Visitors to Montessori classrooms often comment on the beautiful materials on the shelves, the lovely wooden crafted puzzles, graceful glass pitchers and fresh flowers. The classrooms are welcoming like a living rooms prepared for guests rather than the brightly colored and washable settings we've come to associate with children's child care.
Montessorians aren't just being persnickety in the selection of materials in the classroom, and it's not just that we like the way it looks better. Montessori classrooms offer children apparatus made from particular types of material because we believe it serves the children's development better. Here's why:
1. Real work needs real tools: We believe children are motivated by an intrinsic need for agency and influence. (We believe we all are, adults alike.) We want to know that our actions have meaning, that the things we do have real consequences. You'll see real tools, from child-sized hammers to vegetable peelers with sharp edges, available throughout the classroom. When children learn to operate these tools, they know that their influence is real. It's hard to build a new world with a plastic hammer. By offering children real tools in a developmentally appropriate way, we build on their motivation to be independent and we help them to build their skills to achieve that.
2. We offer beautiful things to people we respect: By presenting materials that are beautiful, we remind the children that we take them seriously here, that we believe they are individuals deserving of our care in preparing an environment to greet them. In the same way you wouldn't serve an honored guest on a paper plate, we want the classrooms to be places that acknowledge children's value by surrounding them with valuable things.
3. In order to learn to be careful, there has to be a consequence of carelessness: Because the materials in the classroom can break, because they can be chipped or damaged, children learn to handle them with care. And in the practice of caring for their environment, children build their physical regulation, concentration and coordination. In environments that are child-proofed, children have only the abstract consequence of parents or caretakers telling them be careful. In environments that require care, children learn to take care.
4. Locally sourced materials provide an authentic connection for children to their communities. While most Montessori schools don't enjoy this luxury, the original Montessori guidance called for wooden materials constructed from local wood, to demonstrate for children the cycles of dependence within their environments. Absent the capacity to build everything from local woods, most Montessori classrooms will still include pottery, glassware, or local art that is representative of the communities from which their children come. In doing so, we initiate an understanding of community from a starting point most relevant to the child: their own lives.

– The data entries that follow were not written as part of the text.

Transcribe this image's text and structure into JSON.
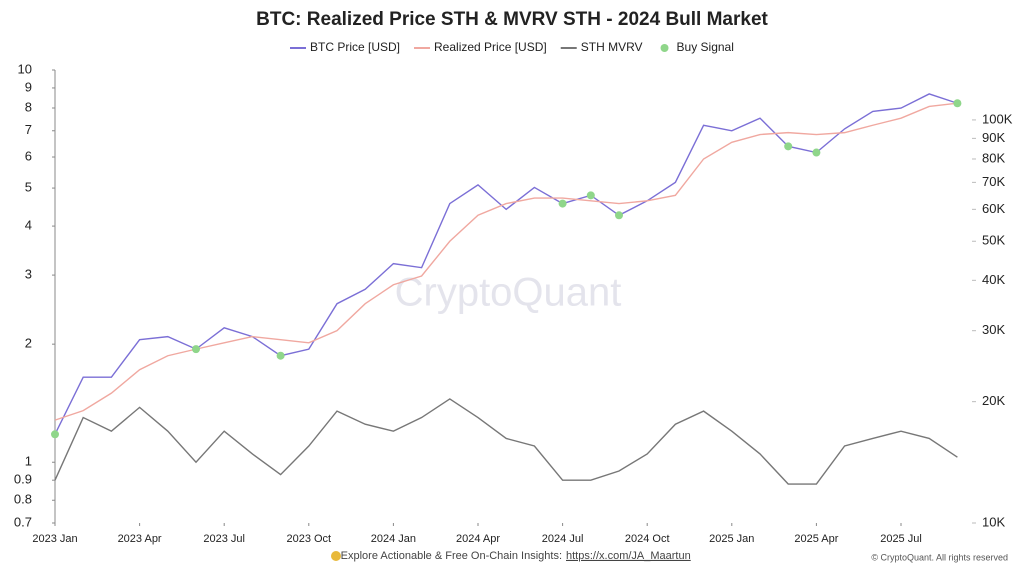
{
  "chart_data": {
    "type": "line",
    "title": "BTC: Realized Price STH & MVRV STH - 2024 Bull Market",
    "x": [
      "2023-01",
      "2023-02",
      "2023-03",
      "2023-04",
      "2023-05",
      "2023-06",
      "2023-07",
      "2023-08",
      "2023-09",
      "2023-10",
      "2023-11",
      "2023-12",
      "2024-01",
      "2024-02",
      "2024-03",
      "2024-04",
      "2024-05",
      "2024-06",
      "2024-07",
      "2024-08",
      "2024-09",
      "2024-10",
      "2024-11",
      "2024-12",
      "2025-01",
      "2025-02",
      "2025-03",
      "2025-04",
      "2025-05",
      "2025-06",
      "2025-07",
      "2025-08",
      "2025-09"
    ],
    "series": [
      {
        "name": "BTC Price [USD]",
        "color": "#7b6fd6",
        "axis": "y2",
        "values": [
          16600,
          23000,
          23000,
          28500,
          29000,
          27000,
          30500,
          29000,
          26000,
          27000,
          35000,
          38000,
          44000,
          43000,
          62000,
          69000,
          60000,
          68000,
          62000,
          65000,
          58000,
          63000,
          70000,
          97000,
          94000,
          101000,
          86000,
          83000,
          95000,
          105000,
          107000,
          116000,
          110000
        ]
      },
      {
        "name": "Realized Price [USD]",
        "color": "#f0a8a0",
        "axis": "y2",
        "values": [
          18000,
          19000,
          21000,
          24000,
          26000,
          27000,
          28000,
          29000,
          28500,
          28000,
          30000,
          35000,
          39000,
          41000,
          50000,
          58000,
          62000,
          64000,
          64000,
          63000,
          62000,
          63000,
          65000,
          80000,
          88000,
          92000,
          93000,
          92000,
          93000,
          97000,
          101000,
          108000,
          110000
        ]
      },
      {
        "name": "STH MVRV",
        "color": "#777777",
        "axis": "y",
        "values": [
          0.9,
          1.3,
          1.2,
          1.38,
          1.2,
          1.0,
          1.2,
          1.05,
          0.93,
          1.1,
          1.35,
          1.25,
          1.2,
          1.3,
          1.45,
          1.3,
          1.15,
          1.1,
          0.9,
          0.9,
          0.95,
          1.05,
          1.25,
          1.35,
          1.2,
          1.05,
          0.88,
          0.88,
          1.1,
          1.15,
          1.2,
          1.15,
          1.03
        ]
      },
      {
        "name": "Buy Signal",
        "color": "#8fd68a",
        "axis": "y2",
        "type": "scatter",
        "values": [
          16600,
          null,
          null,
          null,
          null,
          27000,
          null,
          null,
          26000,
          null,
          null,
          null,
          null,
          null,
          null,
          null,
          null,
          null,
          62000,
          65000,
          58000,
          null,
          null,
          null,
          null,
          null,
          86000,
          83000,
          null,
          null,
          null,
          null,
          110000
        ]
      }
    ],
    "log_scale": true,
    "ylim": [
      0.7,
      10
    ],
    "yticks": [
      0.7,
      0.8,
      0.9,
      1,
      2,
      3,
      4,
      5,
      6,
      7,
      8,
      9,
      10
    ],
    "y2lim": [
      10000,
      133000
    ],
    "y2ticks": [
      {
        "value": 10000,
        "label": "10K"
      },
      {
        "value": 20000,
        "label": "20K"
      },
      {
        "value": 30000,
        "label": "30K"
      },
      {
        "value": 40000,
        "label": "40K"
      },
      {
        "value": 50000,
        "label": "50K"
      },
      {
        "value": 60000,
        "label": "60K"
      },
      {
        "value": 70000,
        "label": "70K"
      },
      {
        "value": 80000,
        "label": "80K"
      },
      {
        "value": 90000,
        "label": "90K"
      },
      {
        "value": 100000,
        "label": "100K"
      }
    ],
    "xticks": [
      {
        "value": "2023-01",
        "label": "2023 Jan"
      },
      {
        "value": "2023-04",
        "label": "2023 Apr"
      },
      {
        "value": "2023-07",
        "label": "2023 Jul"
      },
      {
        "value": "2023-10",
        "label": "2023 Oct"
      },
      {
        "value": "2024-01",
        "label": "2024 Jan"
      },
      {
        "value": "2024-04",
        "label": "2024 Apr"
      },
      {
        "value": "2024-07",
        "label": "2024 Jul"
      },
      {
        "value": "2024-10",
        "label": "2024 Oct"
      },
      {
        "value": "2025-01",
        "label": "2025 Jan"
      },
      {
        "value": "2025-04",
        "label": "2025 Apr"
      },
      {
        "value": "2025-07",
        "label": "2025 Jul"
      }
    ],
    "legend": "top"
  },
  "watermark": "CryptoQuant",
  "footer": {
    "text": "Explore Actionable & Free On-Chain Insights:",
    "link": "https://x.com/JA_Maartun",
    "copyright": "© CryptoQuant. All rights reserved"
  }
}
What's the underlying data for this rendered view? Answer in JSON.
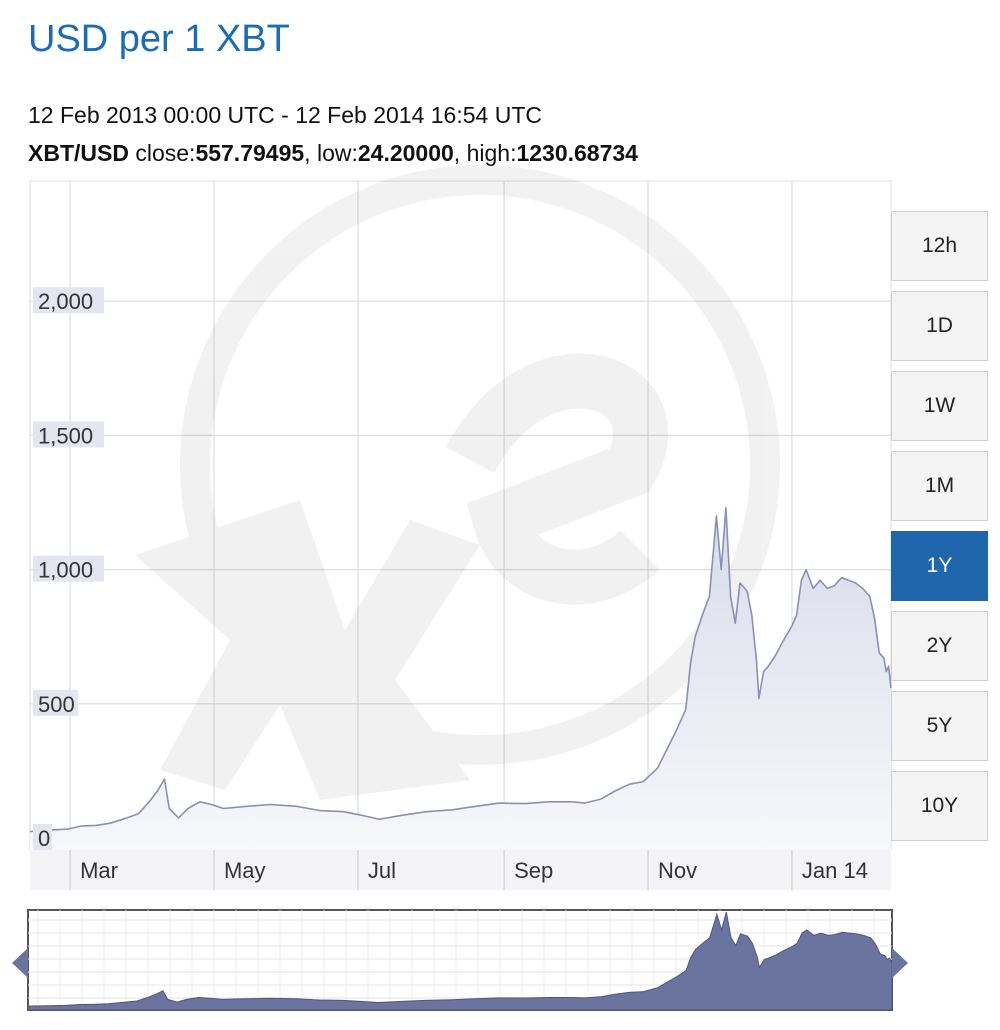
{
  "header": {
    "title": "USD per 1 XBT",
    "date_range": "12 Feb 2013 00:00 UTC - 12 Feb 2014 16:54 UTC",
    "pair": "XBT/USD",
    "close_label": "close:",
    "close_value": "557.79495",
    "low_label": "low:",
    "low_value": "24.20000",
    "high_label": "high:",
    "high_value": "1230.68734",
    "sep": ", "
  },
  "range_buttons": [
    {
      "label": "12h",
      "active": false
    },
    {
      "label": "1D",
      "active": false
    },
    {
      "label": "1W",
      "active": false
    },
    {
      "label": "1M",
      "active": false
    },
    {
      "label": "1Y",
      "active": true
    },
    {
      "label": "2Y",
      "active": false
    },
    {
      "label": "5Y",
      "active": false
    },
    {
      "label": "10Y",
      "active": false
    }
  ],
  "colors": {
    "title": "#1a6db5",
    "active_button": "#1f66ad",
    "line": "#8a90b4",
    "navigator_fill": "#6b739f"
  },
  "chart_data": {
    "type": "area",
    "ylim": [
      0,
      2400
    ],
    "xlim": [
      "2013-02-12",
      "2014-02-12"
    ],
    "y_ticks": [
      0,
      500,
      1000,
      1500,
      2000
    ],
    "y_tick_labels": [
      "0",
      "500",
      "1,000",
      "1,500",
      "2,000"
    ],
    "x_tick_labels": [
      {
        "label": "Mar",
        "date": "2013-03-01"
      },
      {
        "label": "May",
        "date": "2013-05-01"
      },
      {
        "label": "Jul",
        "date": "2013-07-01"
      },
      {
        "label": "Sep",
        "date": "2013-09-01"
      },
      {
        "label": "Nov",
        "date": "2013-11-01"
      },
      {
        "label": "Jan 14",
        "date": "2014-01-01"
      }
    ],
    "grid": true,
    "series": [
      {
        "points": [
          [
            "2013-02-12",
            24
          ],
          [
            "2013-02-20",
            29
          ],
          [
            "2013-02-28",
            33
          ],
          [
            "2013-03-06",
            45
          ],
          [
            "2013-03-12",
            47
          ],
          [
            "2013-03-18",
            55
          ],
          [
            "2013-03-24",
            72
          ],
          [
            "2013-03-30",
            90
          ],
          [
            "2013-04-04",
            140
          ],
          [
            "2013-04-07",
            175
          ],
          [
            "2013-04-10",
            220
          ],
          [
            "2013-04-12",
            110
          ],
          [
            "2013-04-16",
            75
          ],
          [
            "2013-04-20",
            110
          ],
          [
            "2013-04-25",
            135
          ],
          [
            "2013-04-30",
            125
          ],
          [
            "2013-05-05",
            110
          ],
          [
            "2013-05-15",
            118
          ],
          [
            "2013-05-25",
            125
          ],
          [
            "2013-06-05",
            118
          ],
          [
            "2013-06-15",
            102
          ],
          [
            "2013-06-25",
            98
          ],
          [
            "2013-07-05",
            80
          ],
          [
            "2013-07-10",
            70
          ],
          [
            "2013-07-20",
            85
          ],
          [
            "2013-07-30",
            98
          ],
          [
            "2013-08-10",
            105
          ],
          [
            "2013-08-20",
            118
          ],
          [
            "2013-08-30",
            130
          ],
          [
            "2013-09-10",
            128
          ],
          [
            "2013-09-20",
            135
          ],
          [
            "2013-09-30",
            135
          ],
          [
            "2013-10-05",
            130
          ],
          [
            "2013-10-12",
            145
          ],
          [
            "2013-10-18",
            175
          ],
          [
            "2013-10-24",
            200
          ],
          [
            "2013-10-30",
            210
          ],
          [
            "2013-11-05",
            260
          ],
          [
            "2013-11-09",
            330
          ],
          [
            "2013-11-13",
            400
          ],
          [
            "2013-11-17",
            480
          ],
          [
            "2013-11-19",
            650
          ],
          [
            "2013-11-21",
            750
          ],
          [
            "2013-11-24",
            830
          ],
          [
            "2013-11-27",
            900
          ],
          [
            "2013-11-29",
            1100
          ],
          [
            "2013-11-30",
            1200
          ],
          [
            "2013-12-02",
            1000
          ],
          [
            "2013-12-04",
            1230
          ],
          [
            "2013-12-06",
            900
          ],
          [
            "2013-12-08",
            800
          ],
          [
            "2013-12-10",
            950
          ],
          [
            "2013-12-13",
            920
          ],
          [
            "2013-12-15",
            830
          ],
          [
            "2013-12-17",
            660
          ],
          [
            "2013-12-18",
            520
          ],
          [
            "2013-12-20",
            620
          ],
          [
            "2013-12-22",
            640
          ],
          [
            "2013-12-25",
            680
          ],
          [
            "2013-12-28",
            730
          ],
          [
            "2014-01-01",
            790
          ],
          [
            "2014-01-03",
            830
          ],
          [
            "2014-01-05",
            960
          ],
          [
            "2014-01-07",
            1000
          ],
          [
            "2014-01-10",
            930
          ],
          [
            "2014-01-13",
            960
          ],
          [
            "2014-01-16",
            930
          ],
          [
            "2014-01-19",
            940
          ],
          [
            "2014-01-22",
            970
          ],
          [
            "2014-01-25",
            960
          ],
          [
            "2014-01-28",
            950
          ],
          [
            "2014-01-31",
            930
          ],
          [
            "2014-02-03",
            900
          ],
          [
            "2014-02-05",
            820
          ],
          [
            "2014-02-07",
            690
          ],
          [
            "2014-02-09",
            670
          ],
          [
            "2014-02-10",
            620
          ],
          [
            "2014-02-11",
            640
          ],
          [
            "2014-02-12",
            558
          ]
        ]
      }
    ]
  }
}
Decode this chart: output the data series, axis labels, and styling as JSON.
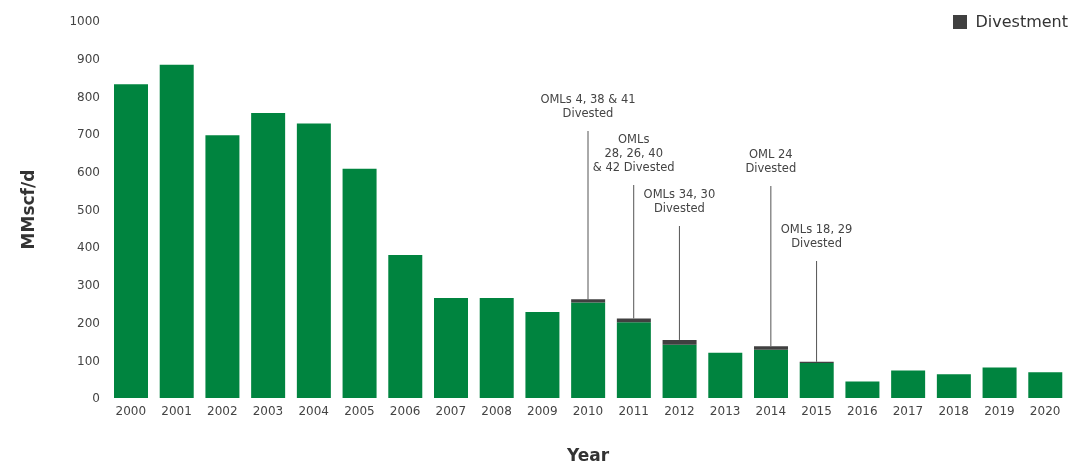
{
  "chart_data": {
    "type": "bar",
    "stacked": true,
    "xlabel": "Year",
    "ylabel": "MMscf/d",
    "categories": [
      "2000",
      "2001",
      "2002",
      "2003",
      "2004",
      "2005",
      "2006",
      "2007",
      "2008",
      "2009",
      "2010",
      "2011",
      "2012",
      "2013",
      "2014",
      "2015",
      "2016",
      "2017",
      "2018",
      "2019",
      "2020"
    ],
    "series": [
      {
        "color": "#00843f",
        "values": [
          832,
          884,
          697,
          756,
          728,
          608,
          379,
          265,
          265,
          228,
          253,
          201,
          141,
          120,
          128,
          93,
          44,
          73,
          63,
          81,
          68
        ]
      },
      {
        "name": "Divestment",
        "color": "#404040",
        "values": [
          null,
          null,
          null,
          null,
          null,
          null,
          null,
          null,
          null,
          null,
          9,
          10,
          13,
          null,
          9,
          3,
          null,
          null,
          null,
          null,
          null
        ]
      }
    ],
    "ylim": [
      0,
      1000
    ],
    "yticks": [
      0,
      100,
      200,
      300,
      400,
      500,
      600,
      700,
      800,
      900,
      1000
    ],
    "grid": false,
    "legend": "top right",
    "annotations": [
      {
        "text": "OMLs 4, 38 & 41\nDivested",
        "x": "2010",
        "y": 262
      },
      {
        "text": "OMLs\n28, 26, 40\n& 42 Divested",
        "x": "2011",
        "y": 211
      },
      {
        "text": "OMLs 34, 30\nDivested",
        "x": "2012",
        "y": 154
      },
      {
        "text": "OML 24\nDivested",
        "x": "2014",
        "y": 137
      },
      {
        "text": "OMLs 18, 29\nDivested",
        "x": "2015",
        "y": 96
      }
    ]
  }
}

5. Well constructed materials provide real feedback about the world: As children learn what their influence is, we want that learning to reflect replicable, meaningful lessons. A child understanding volume needs to feel differences in volume with their own hands. Things should be heavy or light, rough or smooth... these variations teach children about how to classify and understand the world around them, a much harder lesson to learn if all the materials feel like cool plastic. Plus, these materials, like the children, stay in the environments for years. Because they are well-constructed, they are lasting. The child who has learned about length with the red rods when they were three has a much truer understanding of their own growth when they pick those same rods up at five- their arms reach the length of the longest rod, the rods are lighter, they are more adept at moving them around the room. Because the materials are lasting and reliable, they offer the children a timeline of their own growth.
These same qualities can be incorporated at home, with care. You might not want to offer your toddler your finest china, but you should make child-sized, beautifully made tools available to them at home. Try real glasses, real plates and real utensils to start. Yes, sometimes they'll break. (Sometimes things break.) When things break, we have an opportunity to learn how to clean them up. Yes, sometimes they'll take time to master. (Sometimes things take time to master.) When things take time to master, we have an opportunity to build persistence and resilience. When we offer beautiful things to the people we love, we have an opportunity to remind them that they are worthy of beautiful things, and to support them as they learn, in turn, to treat them with equal care.